Matching Encodings and Displaying Results

for encodeFace, faceloc in zip(encode, facesCurFrame):
    matches = face_recognition.compare_faces(encodeListKnown, encodeFace)
    faceDis = face_recognition.face_distance(encodeListKnown, encodeFace)
    matchIndex = np.argmin(faceDis)
  • for encodeFace, faceloc in zip(encode, facesCurFrame):: Loops through each detected face and its encoding.

  • matches = face_recognition.compare_faces(encodeListKnown, encodeFace): Checks for matches between the known encodings and the current face.

  • faceDis = face_recognition.face_distance(encodeListKnown, encodeFace): Calculates the distance between encodings (lower means better match).

  • matchIndex = np.argmin(faceDis): Finds the index of the closest match.

Drawing and Labeling Faces

if matches[matchIndex]:
    name = classNames[matchIndex].upper()
    y1, x2, y2, x1 = faceloc
    y1, x2, y2, x1 = y1*3, x2*3, y2*3, x1*3
    cv2.rectangle(img, (x1, y1), (x2, y2+9), (0, 255, 0), 2)
    cv2.rectangle(img, (x1, y2-32), (x2, y2+9), (0, 255, 0), cv2.FILLED)
    cv2.putText(img, name, (x1+5, y2+5), cv2.FONT_HERSHEY_COMPLEX, 1, (255, 255, 255), 2)
  • if matches[matchIndex]:: Checks if the closest match is valid.

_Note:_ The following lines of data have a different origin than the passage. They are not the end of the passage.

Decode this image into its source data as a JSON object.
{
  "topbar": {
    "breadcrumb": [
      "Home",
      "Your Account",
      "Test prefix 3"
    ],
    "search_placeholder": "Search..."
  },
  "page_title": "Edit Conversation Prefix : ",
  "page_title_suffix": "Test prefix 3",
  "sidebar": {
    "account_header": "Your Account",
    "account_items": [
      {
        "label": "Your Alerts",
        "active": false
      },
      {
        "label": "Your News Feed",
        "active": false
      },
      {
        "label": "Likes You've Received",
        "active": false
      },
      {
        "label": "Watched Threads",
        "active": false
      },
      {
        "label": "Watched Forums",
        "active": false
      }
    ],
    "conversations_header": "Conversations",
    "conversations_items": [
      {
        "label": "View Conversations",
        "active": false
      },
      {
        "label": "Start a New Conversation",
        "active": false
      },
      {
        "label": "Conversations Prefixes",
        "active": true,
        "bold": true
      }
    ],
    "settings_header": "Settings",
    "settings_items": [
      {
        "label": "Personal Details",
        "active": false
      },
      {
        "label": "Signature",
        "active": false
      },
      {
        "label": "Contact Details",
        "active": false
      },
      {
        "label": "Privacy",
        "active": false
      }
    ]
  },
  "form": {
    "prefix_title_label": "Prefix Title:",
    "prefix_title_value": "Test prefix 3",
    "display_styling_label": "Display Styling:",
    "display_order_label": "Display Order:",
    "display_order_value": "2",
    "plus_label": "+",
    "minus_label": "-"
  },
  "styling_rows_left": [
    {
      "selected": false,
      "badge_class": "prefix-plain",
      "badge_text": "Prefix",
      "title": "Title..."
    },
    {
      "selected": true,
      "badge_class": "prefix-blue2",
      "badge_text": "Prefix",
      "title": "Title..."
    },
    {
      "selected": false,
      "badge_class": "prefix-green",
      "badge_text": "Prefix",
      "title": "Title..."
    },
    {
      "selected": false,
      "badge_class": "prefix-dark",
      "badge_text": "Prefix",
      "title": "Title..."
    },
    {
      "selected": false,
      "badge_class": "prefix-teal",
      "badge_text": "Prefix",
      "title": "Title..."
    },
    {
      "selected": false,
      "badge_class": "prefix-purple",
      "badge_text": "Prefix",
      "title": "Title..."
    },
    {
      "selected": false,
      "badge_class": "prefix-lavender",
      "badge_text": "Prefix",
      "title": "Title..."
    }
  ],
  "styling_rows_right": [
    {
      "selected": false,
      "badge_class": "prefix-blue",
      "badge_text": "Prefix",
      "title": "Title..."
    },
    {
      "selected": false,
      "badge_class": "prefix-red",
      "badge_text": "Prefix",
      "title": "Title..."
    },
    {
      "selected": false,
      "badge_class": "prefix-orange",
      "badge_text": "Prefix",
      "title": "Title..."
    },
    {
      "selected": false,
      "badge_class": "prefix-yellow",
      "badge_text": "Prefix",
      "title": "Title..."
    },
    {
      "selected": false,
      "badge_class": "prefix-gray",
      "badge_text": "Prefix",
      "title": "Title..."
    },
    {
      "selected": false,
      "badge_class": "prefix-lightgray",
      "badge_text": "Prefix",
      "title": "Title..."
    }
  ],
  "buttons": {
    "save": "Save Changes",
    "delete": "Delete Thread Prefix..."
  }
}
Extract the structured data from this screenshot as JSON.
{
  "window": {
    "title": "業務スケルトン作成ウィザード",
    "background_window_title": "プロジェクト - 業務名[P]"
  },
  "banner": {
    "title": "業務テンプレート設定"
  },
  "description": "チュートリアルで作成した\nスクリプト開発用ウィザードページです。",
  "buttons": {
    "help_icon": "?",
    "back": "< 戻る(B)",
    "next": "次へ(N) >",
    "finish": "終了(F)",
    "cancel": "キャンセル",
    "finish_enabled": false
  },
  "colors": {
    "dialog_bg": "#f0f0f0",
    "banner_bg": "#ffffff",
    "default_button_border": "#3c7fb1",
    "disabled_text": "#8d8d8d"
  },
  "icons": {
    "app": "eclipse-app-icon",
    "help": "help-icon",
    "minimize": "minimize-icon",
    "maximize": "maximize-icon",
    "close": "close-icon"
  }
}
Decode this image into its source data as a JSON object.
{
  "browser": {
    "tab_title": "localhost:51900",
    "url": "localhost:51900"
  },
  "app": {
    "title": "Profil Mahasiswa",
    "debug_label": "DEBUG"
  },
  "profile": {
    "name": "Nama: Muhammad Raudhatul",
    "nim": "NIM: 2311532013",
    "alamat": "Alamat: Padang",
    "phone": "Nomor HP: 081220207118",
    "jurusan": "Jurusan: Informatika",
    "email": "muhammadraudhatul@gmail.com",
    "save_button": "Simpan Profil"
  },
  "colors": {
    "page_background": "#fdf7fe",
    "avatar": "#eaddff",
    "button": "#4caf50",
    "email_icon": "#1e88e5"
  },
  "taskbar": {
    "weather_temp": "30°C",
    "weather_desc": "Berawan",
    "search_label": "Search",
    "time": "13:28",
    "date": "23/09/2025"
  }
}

  • name = classNames[matchIndex].upper(): Retrieves and formats the name of the matched person.

  • cv2.rectangle and cv2.putText: Draws a rectangle around the face and labels it with the person's name.

Handling Unknown Faces

if not matches[matchIndex]:
    y1, x2, y2, x1 = faceloc
    y1, x2, y2, x1 = y1*4, x2*4, y2*4, x1*4
    cv2.rectangle(img, (x1, y1), (x2, y2), (0, 0, 255), 2)
    cv2.rectangle(img, (x1, y2-32), (x2, y2+9), (0, 0, 255), cv2.FILLED)
    cv2.putText(img, "UNKNOWN", (x1+6, y2+6), cv2.FONT_HERSHEY_COMPLEX, 1, (255, 255, 255), 2)
  • Draws a red rectangle: If the face is not recognized, it is labeled as "UNKNOWN".

Display the Output

cv2.imshow('FRAME', img)
cv2.waitKey(1)
  • cv2.imshow('FRAME', img): Displays the video feed with labeled faces.

  • cv2.waitKey(1): Waits for a short period to keep the window updated.

This code essentially captures video, detects and encodes faces, matches them with known images, and displays the result with labeled rectangles around recognized or unknown faces.